Johns Hopkins University unveils a transparent design for the new Henrietta Lacks Research Building

Immortal Building

Johns Hopkins University unveils a transparent design for the new Henrietta Lacks Research Building

(Vines Architecture/Courtesy John Hopkins University)

The legacy of Henrietta Lacks, a Black woman from Baltimore County who underwent treatment for cervical cancer at Johns Hopkins University in the 1950s and whose cell samples still remain in use for scientific research, will live on with the construction of a new building at the prestigious research university’s East Baltimore Medical Campus. Plans for the facility were first announced by Johns Hopkins in 2018, with a design by North Carolina-based Vines Architecture unveiled late last week.

The Henrietta Lacks Research Building will rise directly adjacent to Deering Hall, a squat red brick building originally built in 1879 as a police station that for the past decade has housed the Berman Institute of Bioethics. Spanning 34,000 square feet, the new structure will include space for education and research in the form of classrooms and meeting rooms that can be used by the university and the larger East Baltimore community.
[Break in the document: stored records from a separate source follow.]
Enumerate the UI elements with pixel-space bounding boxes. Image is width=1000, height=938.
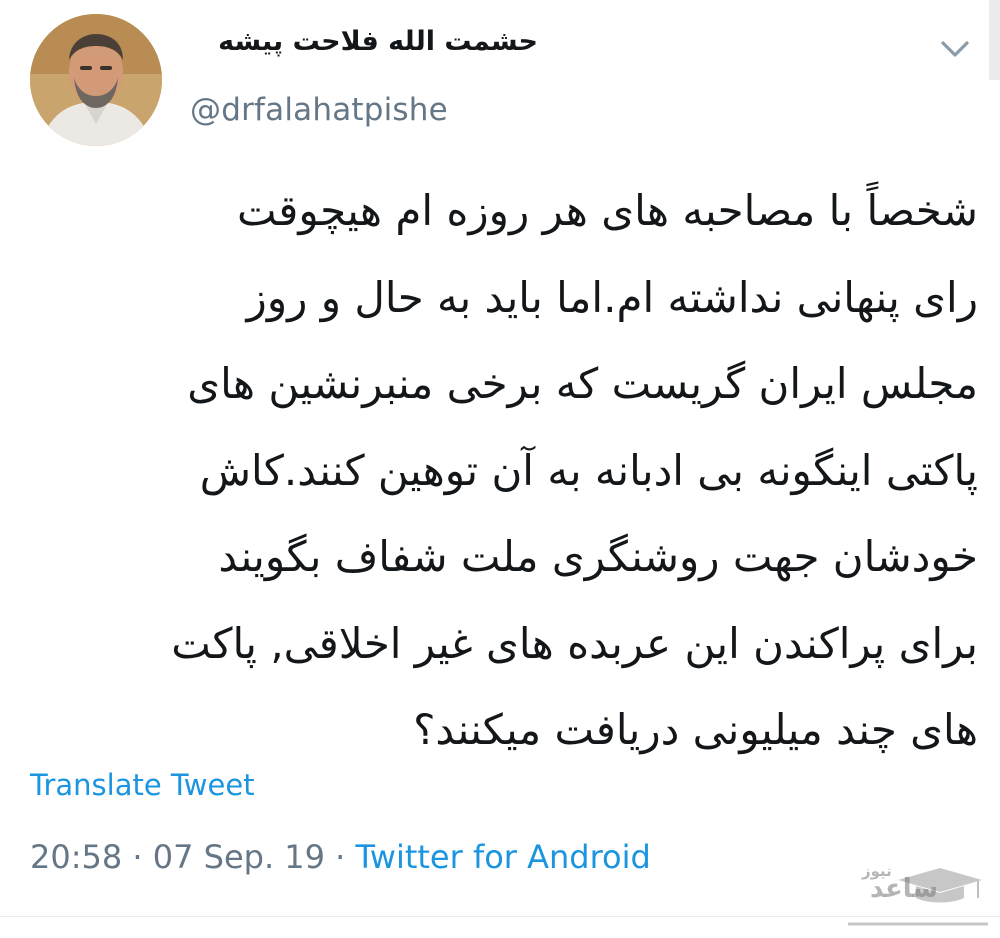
tweet-time[interactable]: 20:58 [30,838,122,876]
meta-separator: · [122,838,153,876]
tweet-meta: 20:58 · 07 Sep. 19 · Twitter for Android [30,838,651,876]
tweet-line: پاکتی اینگونه بی ادبانه به آن توهین کنند… [199,445,978,495]
tweet-line: برای پراکندن این عربده های غیر اخلاقی, پ… [171,618,978,668]
watermark-logo: ساعد [870,874,939,904]
profile-photo [30,14,162,146]
tweet-text: شخصاً با مصاحبه های هر روزه ام هیچوقت را… [34,168,978,774]
chevron-down-icon[interactable] [937,36,973,62]
scrollbar[interactable] [989,0,1000,80]
avatar[interactable] [30,14,162,146]
tweet-source-link[interactable]: Twitter for Android [356,838,651,876]
user-handle[interactable]: @drfalahatpishe [190,92,448,128]
translate-tweet-link[interactable]: Translate Tweet [30,768,255,802]
tweet-line: رای پنهانی نداشته ام.اما باید به حال و ر… [246,272,978,322]
tweet-line: شخصاً با مصاحبه های هر روزه ام هیچوقت [237,186,978,235]
display-name[interactable]: حشمت الله فلاحت پیشه [218,26,538,57]
tweet-date[interactable]: 07 Sep. 19 [153,838,325,876]
tweet-line: مجلس ایران گریست که برخی منبرنشین های [187,359,978,408]
meta-separator: · [325,838,356,876]
tweet-line: خودشان جهت روشنگری ملت شفاف بگویند [218,532,978,581]
tweet-line: های چند میلیونی دریافت میکنند؟ [413,705,978,754]
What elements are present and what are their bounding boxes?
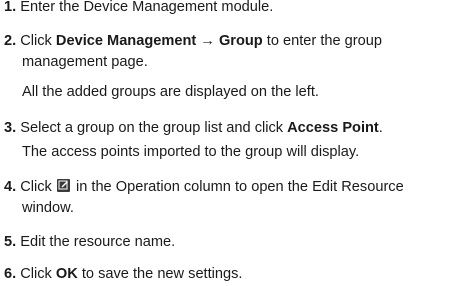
step-6: 6. Click OK to save the new settings. bbox=[4, 264, 464, 285]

Renderings by Vines Architecture detailing the proposed design show two connected structures with transparent facades. The taller building features a criss-crossing pattern across its main face, while the smaller one, designed with a more linear grid on its front elevation, has a landscaped rooftop.

“The expression of this building is unique to its surroundings, as Henrietta Lacks was a unique African American human being in this world. Our team has worked to design a building that fits within the urban context but has a special identity that we hope people believe warrants carrying the name of Henrietta Lacks,” said Vines Architecture president Victor Vines and director of design Robert Thomas in a statement. “As we continue progress on the design, we believe that this building will remain a critical way to share the story of Henrietta Lacks for generations to come.”

In conceiving the new building, the university and Vines Architecture team worked closely with surviving relatives of Lacks to create a design not only worthy of her contribution to science and medicine, but also a place that embodies who she was.

“It is exciting to know what the building named in honor of my grandmother, Henrietta Lacks, will look like from the outside captivating her legacy. I’m happy to see it presented to the Baltimore community,” said Jeri Lacks Whye, who serves as a member of the Henrietta Lacks Building Advisory Committee alongside four other family members along with East Baltimore residents and university officials. “The design reflects not only her strong and beautiful spirit but her important role she plays in the history, and future, of East Baltimore.”

Although Lacks, who was born in Virginia and moved to Baltimore County in the 1940s, ultimately passed away in 1951 from her illness, the cells taken from her body—known today simply as HeLa cells—during a biopsy were capable of remarkably fast duplication, and have thus lived on. Her legacy was the subject of the 2010 book The Immortal Life of Henrietta Lacks; the book was later adapted into an HBO television film of the same name starring and co-produced by Oprah Winfrey.

In the decades since Lacks’ cells were sequestered (without consent or compensation to the family as was standard practice at the time), the HeLa cell line has allowed for the research of numerous medicinal and technological advances including the development of vaccines for viruses such as polio and COVID-19, as well as the research of AIDS and cancers. The cell line was even were used for the study of zero gravity. Lack’s cells not only laid a foundation for biological research and advancement, but also prompted a discussion surrounding the ethics of how one’s body parts are used by the scientific community. In 2013, Johns Hopkins, the Lacks Family, and the National Institutes of Health arranged that scientists could no longer freely use Lack’s cells and her “genetic blueprint,” and must instead obtain permission.

Further approvals are required for the planned building following an initial meeting that presented the design to the Urban Design and Architecture Advisory Panel of the Baltimore City Planning Department.

“The architectural design of the building to be named for Henrietta Lacks reflects Johns Hopkins’ commitment to proudly honor and celebrate Mrs. Lacks’ extraordinary legacy on our campus,” added Ronald Daniels, president of Johns Hopkins University. “We are excited to share these plans with the city’s design and architecture advisory panel, and we look forward to continuing to work closely with the Baltimore community and the family of Henrietta Lacks as this important project moves forward.”

The university and design team anticipate design work to continue through to the end of the year, with completion slated for 2025.